Similarity and diversity: two sides of the same coin in the evaluation of data streams

Saia, Roberto

The Information Systems represent the primary instrument of growth for the companies that operate in the so-called e-commerce environment. The data streams generated by the users that interact with their websites are the primary source to define the user behavioral models. Some main examples of services integrated in these websites are the Recommender Systems, where these models are exploited in order to generate recommendations of items of potential interest to users, the User Segmentation Systems, where the models are used in order to group the users on the basis of their preferences, and the Fraud Detection Systems, where these models are exploited to determine the legitimacy of a financial transaction.

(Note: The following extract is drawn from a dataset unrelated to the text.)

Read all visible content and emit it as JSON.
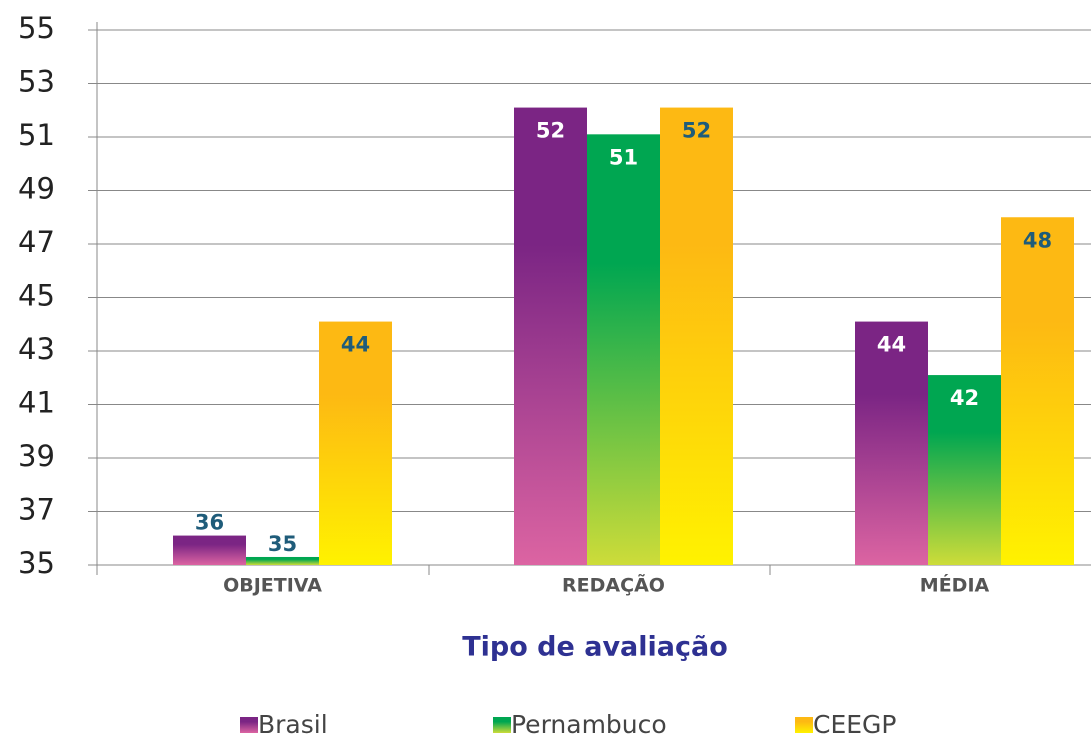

Even though in literature diversity and similarity are considered as two sides of the same coin, almost all the approaches take into account them in a mutually exclusive manner, rather than jointly. The aim of this thesis is to demonstrate how the consideration of both sides of this coin is instead essential to overcome some well-known problems that affict the state-of-the-art approaches used to implement these services, improving their performance. Its contributions are the following: with regard to the recommender systems, the detection of the diversity in a user profile is used to discard incoherent items, improving the accuracy, while the exploitation of the similarity of the predicted items is used to re-rank the recommendations, improving their effectiveness; with regard to the user segmentation systems, the detection of the diversity overcomes the problem of the non-reliability of data source, while the exploitation of the similarity reduces the problems of understandability and triviality of the obtained segments; lastly, concerning the fraud detection systems, the joint use of both diversity and similarity in the evaluation of a new transaction overcomes the problems of the data scarcity, and those of the non-stationary and unbalanced class distribution.